Thomas Fischer, Lissabon

In Portugal hat das am Freitagabend verkündete Urteil des Verfassungsgerichts, das vier Artikel des Staatsbudgets 2013 für unzulässig erklärte, heftigen politischen Wirbel ausgelöst. Nach einer Sondersitzung des Kabinetts am Samstag befand die Regierung in einem Communiqué, dass dieses Urteil die vom Land errungene «externe Glaubwürdigkeit» bei seinen internationalen Partnern und Gläubigern infrage gestellt habe. Ministerpräsident Passos Coelho bat um eine Audienz bei Staatspräsident Cavaco Silva, dies angesichts der Notwendigkeit einer «schnellen Klärung relevanter Aspekte». Welche Aspekte gemeint waren, führte das Communiqué nicht aus. Am Abend wurden Passos Coelho und Finanzminister Gaspar bereits vom Präsidenten empfangen. Man wartet gespannt auf eine für Sonntagabend angekündigte Fernsehansprache des Ministerpräsidenten an das Land.

Keine genauen Zahlen

In einem kurzen Communiqué bekräftigte der Staatspräsident zu vorgerückter Stunde seine Auffassung, dass die – seit Juni 2011 amtierende – Regierung nach wie vor die Voraussetzungen habe, um ihr «demokratisches Mandat» wahrzunehmen. Cavaco Silva will die Regierung offenbar in die Pflicht nehmen, um eine innenpolitische Krise und allfällige vorzeitige Neuwahlen zu vermeiden. Andererseits geht man im Land davon aus, dass Passos auch die Unterstützung des Präsidenten bei der Suche nach neuen Lösungen zur Überwindung der Haushaltsprobleme gesucht habe. Just Cavaco hatte wegen seiner Zweifel an der Rechtmässigkeit einiger Artikel des Staatsbudgets das höchste Gericht eingeschaltet. Er äusserte sich öfter kritisch über den Kurs der Regierung.
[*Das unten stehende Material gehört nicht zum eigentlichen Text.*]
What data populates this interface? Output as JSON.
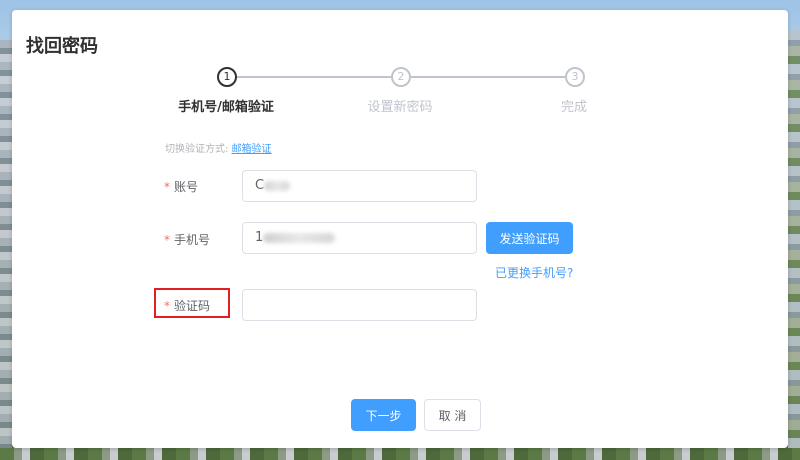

Im Vorfeld der Kabinettssitzung war in Portugal über verschiedene Szenarien spekuliert worden, bis hin zu einem Rücktritt der Regierung. Der Fernsehsender SIC will erfahren haben, dass Finanzminister Gaspar bei der Sitzung die Absicht bekundet habe, die Regierung zu verlassen. Zeitungen hatten am Samstag geschrieben, dass das höchstrichterliche Urteil härter sei als von der Regierung erwartet und dieser einen Schock versetzt habe. Im Communiqué der Kabinettssitzung heisst es, dass das Urteil «ernste Schwierigkeiten» schaffe für die Erfüllung der Ziele, auf die sich das Land festgelegt habe.
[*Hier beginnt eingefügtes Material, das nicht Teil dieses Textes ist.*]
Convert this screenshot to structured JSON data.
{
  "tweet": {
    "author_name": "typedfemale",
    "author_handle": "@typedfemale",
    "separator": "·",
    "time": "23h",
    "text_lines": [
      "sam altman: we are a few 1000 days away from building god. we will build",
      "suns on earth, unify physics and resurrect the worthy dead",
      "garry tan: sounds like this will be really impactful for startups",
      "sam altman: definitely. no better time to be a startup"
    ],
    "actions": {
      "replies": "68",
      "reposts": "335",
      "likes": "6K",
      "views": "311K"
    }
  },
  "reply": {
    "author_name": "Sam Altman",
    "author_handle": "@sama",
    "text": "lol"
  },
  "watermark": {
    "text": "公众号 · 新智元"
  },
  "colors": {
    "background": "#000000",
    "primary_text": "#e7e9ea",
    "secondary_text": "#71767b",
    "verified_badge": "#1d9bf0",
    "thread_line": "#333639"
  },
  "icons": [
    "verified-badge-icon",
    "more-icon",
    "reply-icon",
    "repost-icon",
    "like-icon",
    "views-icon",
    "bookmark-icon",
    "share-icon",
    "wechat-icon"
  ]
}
Rechnerisch erschwert es die für dieses Jahr geplante Senkung des Haushaltsdefizits auf die Marke von 5,5 Prozent des Bruttoinlandprodukts, auf die sich die Regierung und die externe Troika – die dem Land im Mai 2011 einen Notkredit gewährt hatte – noch im März verständigt hatten. Während keine offiziellen Angaben über die neue Finanzlücke vorliegen, gehen die inoffiziellen Schätzungen auseinander. Der Gesamtwert der vom Gericht beanstandeten Massnahmen dürfte eine Grössenordnung von 1,3 Milliarden Euro haben, rund 0,8 Prozent des Bruttoinlandprodukts. Ins Gewicht fallen vor allem die geplanten Kürzungen oder Streichungen des Urlaubsgeldes, das der Staat den Angestellten im öffentlichen Dienst und den Pensionären nun doch bezahlen muss. Weil ein Teil davon in der Form von Steuern an den Staat zurückflösse, verliert dieser netto aber weniger.

Wie die Regierung ihre Haushaltsziele «retten» könnte, ist unklar, zumal nach allgemeiner Auffassung der Spielraum für Erhöhungen der Steuerlast ausgeschöpft ist. Als ein «Ausweg» gilt die Neuverhandlung der Konditionen für den Notkredit der Troika. Man diskutiert im Land aber auch schon darüber, ob Portugal möglicherweise doch ein zweites Hilfspaket braucht.

»Rote Karte»

Politisch heikel ist für die Regierung die Tatsache, dass sie beim Verfassungsgericht schon zum zweiten Mal über Einsparungen bei den Zuschüssen für die Staatsdiener und die Pensionäre stolperte. Sie hatte den Angehörigen dieser Gruppen ursprünglich die 13. und 14. monatliche Zahlung kürzen oder, bei höheren Bezügen, streichen wollen. Im letzten Jahr beanstandete das Verfassungsgericht diese Lösung, da diese Belastung einzelner Gruppen das Prinzip der Gleichbehandlung verletze, akzeptierte sie im nationalen Interesse aber noch für 2012. Im Jahr 2013 führte die Regierung eine der Zahlungen wieder ein, beharrte aber auf der Kürzung oder Streichung der anderen – und erlitt nun eine zweite Abfuhr. Der Verfassungsrechtler Jorge Bacelar Gouveia zog einen Vergleich zum Fussball: Nach zwei gelben Karten habe der Finanzminister nun die rote Karte erhalten.